Lüks bir restoran gittiğinizde menüye göz gezdirirken gözünüze 'hors d’oeuvres, plat principal, fromage' ya da işin içine biraz da İtalyanca karıştırılacak olursa 'fromaggioe frutta' gibi kelimeler ilişiyor mu? Bunların ne olduğunu ve yemeklerin neden bu tür bir sıralamada servis edildiğini anlatalım.
Öncelikle, bu kelimelerin sadece yemek sıralamalarını tasvir ettiğini düşünmek alışılagelen bir yargı olsa da aslında her bir sıralamanın arkasında oldukça sağlam bir mantık var.
Örneğin; Fransızlar yemeğe ‘hors d’oeuvres’ ile başlar, başka bir deyişle başlangıçlarla. İtalyanlarda ise bu kelime ‘antipasto'dur. Başlangıçlarla açlık hissi pekiştiriliyor, dolayısıyla doymaktan ziyade ağız şenlendirici özelliği öne çıkarılıyor. Buna Fransızca 'amuse bouche' deniyor ve tek lokmalık yemeklerle 'damaklar şenleniyor'. Ana yemek et ve et ürünlerinden oluşuyor ve yemeğe eşlik eden sebzeler genellikle başka bir tabakta servis ediliyor. Ana yemekten sonra ise salata servisi başlıyor. Buradaki amaç, damağı temizlemenin yanında aslında sindirimi de başlatmak. Tatlıdan önce gelen son tabak ise peynir tabağı. Bunu sebebiyse, Fransızların peyniri olduğu gibi tüketmeyi ve tadını baskılamamayı tercih etmelerinden kaynaklanıyor.

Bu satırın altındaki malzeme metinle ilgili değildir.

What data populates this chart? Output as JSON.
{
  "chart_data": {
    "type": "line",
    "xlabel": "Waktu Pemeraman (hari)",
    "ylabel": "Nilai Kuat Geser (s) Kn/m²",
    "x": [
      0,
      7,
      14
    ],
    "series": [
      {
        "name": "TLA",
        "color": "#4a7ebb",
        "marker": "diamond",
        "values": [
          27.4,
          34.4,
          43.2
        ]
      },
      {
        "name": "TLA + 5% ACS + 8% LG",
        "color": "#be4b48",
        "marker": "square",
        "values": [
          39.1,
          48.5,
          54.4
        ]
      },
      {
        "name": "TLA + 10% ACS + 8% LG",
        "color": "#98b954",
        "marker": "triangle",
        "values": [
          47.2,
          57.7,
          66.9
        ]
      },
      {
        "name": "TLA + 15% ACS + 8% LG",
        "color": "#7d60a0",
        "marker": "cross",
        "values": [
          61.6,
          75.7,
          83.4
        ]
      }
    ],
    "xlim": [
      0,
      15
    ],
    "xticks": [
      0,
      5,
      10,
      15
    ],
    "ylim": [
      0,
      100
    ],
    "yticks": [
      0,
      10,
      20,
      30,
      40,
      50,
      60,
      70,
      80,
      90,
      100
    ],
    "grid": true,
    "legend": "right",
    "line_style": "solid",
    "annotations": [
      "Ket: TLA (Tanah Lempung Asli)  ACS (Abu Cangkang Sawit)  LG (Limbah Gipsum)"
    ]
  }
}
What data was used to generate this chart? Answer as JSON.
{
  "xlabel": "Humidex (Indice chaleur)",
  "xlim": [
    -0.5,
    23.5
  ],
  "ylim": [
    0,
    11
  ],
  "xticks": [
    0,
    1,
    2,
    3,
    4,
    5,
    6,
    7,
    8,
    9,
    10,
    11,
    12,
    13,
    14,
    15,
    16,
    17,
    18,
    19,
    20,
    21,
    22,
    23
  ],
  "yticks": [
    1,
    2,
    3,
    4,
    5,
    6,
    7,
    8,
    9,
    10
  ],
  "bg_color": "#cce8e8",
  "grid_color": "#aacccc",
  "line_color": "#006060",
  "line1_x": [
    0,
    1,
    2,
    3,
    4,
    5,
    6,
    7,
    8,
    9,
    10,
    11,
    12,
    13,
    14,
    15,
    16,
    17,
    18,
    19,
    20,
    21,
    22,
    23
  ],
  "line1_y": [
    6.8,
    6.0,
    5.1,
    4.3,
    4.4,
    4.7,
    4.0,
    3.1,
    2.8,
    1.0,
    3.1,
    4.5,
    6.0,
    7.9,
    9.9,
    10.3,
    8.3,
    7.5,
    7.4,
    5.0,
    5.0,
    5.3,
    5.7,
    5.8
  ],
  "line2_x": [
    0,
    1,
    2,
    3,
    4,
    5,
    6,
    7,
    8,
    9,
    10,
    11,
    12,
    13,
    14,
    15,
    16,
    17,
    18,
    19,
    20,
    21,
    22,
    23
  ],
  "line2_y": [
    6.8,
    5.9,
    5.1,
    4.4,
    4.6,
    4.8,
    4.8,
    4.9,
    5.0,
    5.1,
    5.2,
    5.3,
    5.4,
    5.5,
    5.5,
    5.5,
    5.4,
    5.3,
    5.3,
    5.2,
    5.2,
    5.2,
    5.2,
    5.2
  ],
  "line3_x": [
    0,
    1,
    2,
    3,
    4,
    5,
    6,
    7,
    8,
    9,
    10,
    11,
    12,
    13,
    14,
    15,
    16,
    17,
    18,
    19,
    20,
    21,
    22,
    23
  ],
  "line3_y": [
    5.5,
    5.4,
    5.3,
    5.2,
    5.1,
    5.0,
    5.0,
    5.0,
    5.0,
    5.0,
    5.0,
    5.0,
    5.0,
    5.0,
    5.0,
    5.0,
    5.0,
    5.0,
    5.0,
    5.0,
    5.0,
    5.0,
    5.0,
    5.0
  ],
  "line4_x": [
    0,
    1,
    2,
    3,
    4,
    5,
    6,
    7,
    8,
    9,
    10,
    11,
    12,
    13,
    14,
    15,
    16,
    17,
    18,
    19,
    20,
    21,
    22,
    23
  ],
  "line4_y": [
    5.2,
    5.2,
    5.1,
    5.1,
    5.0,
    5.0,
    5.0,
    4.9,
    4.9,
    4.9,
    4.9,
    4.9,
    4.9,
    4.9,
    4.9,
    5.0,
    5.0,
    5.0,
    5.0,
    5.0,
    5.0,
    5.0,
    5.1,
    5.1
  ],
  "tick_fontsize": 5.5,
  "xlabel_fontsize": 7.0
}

İtalyanlarda da benzer bir tablo izleyen yemek servis yapısı var, bu yemekler 4-5 yemekten oluşuyor. İtalyanlarda uzun sürecek yemeklere başlanmadan önce aperatif likörler tüketiliyor. Ardından ‘antipasto’ denilen ve 'yemekten önce olan' anlamına gelen tabaklar servis ediliyor. Soğuk ya da sıcak fark etmeksizin genellikle peynir, jambon ve ekmek bu tabağın vazgeçilmezleri diyebiliriz. Genellikle başlangıç çorba, risotto ya da makarna oluyor. Bunları izleyen tabak ise, patatesle servis edilen et ya da balık ürünleri oluyor. Geleneksel İtalyan mutfağında balık yerine domuz, tavuk ya da süt danası bulunuyor, fakat artık modern zamanlarda daha hafif proteinler de tercih ediliyor. Ardından servis edilen ve ‘contorno’ adı verilen tabak ise genellikle sebzeler ya da salatadan oluşuyor. Yemeğin sonlarına ulaştığınızda ‘formaggio e frutta’ servis ediliyor; diğer bir deyişle peynir ve meyve tabağı. Peynir aynı zamanda contorno ve antipasto tabaklarına da eşlik edebiliyor. Dolce, yani tatlı ise genellikle sorbe ya da tiramisu gibi klasik İtalyan tatlılarını kapsıyor. Bizde olduğu gibi İtalyanlarda da tatlıdan hemen sonra kahve servis ediliyor. Bu sıranın ardından da sindirim için ‘digestivo’ yani sindirime yardımcı likörler izliyor.
İtalya ve Fransa örneklerinde olduğu gibi yakın coğrafyalarda yemek sıralamaları benzerlik gösterebiliyor. Bu kültürler yemek yeme eylemini baştan sona işleyip yemek öncesi acıktırırken, yemek esnasında iştahı pekiştiriyor, ortalarda damağı dengeliyor ve sonlarına doğru ise sindirimi kolaylaştıracak tabaklar hazırlıyor.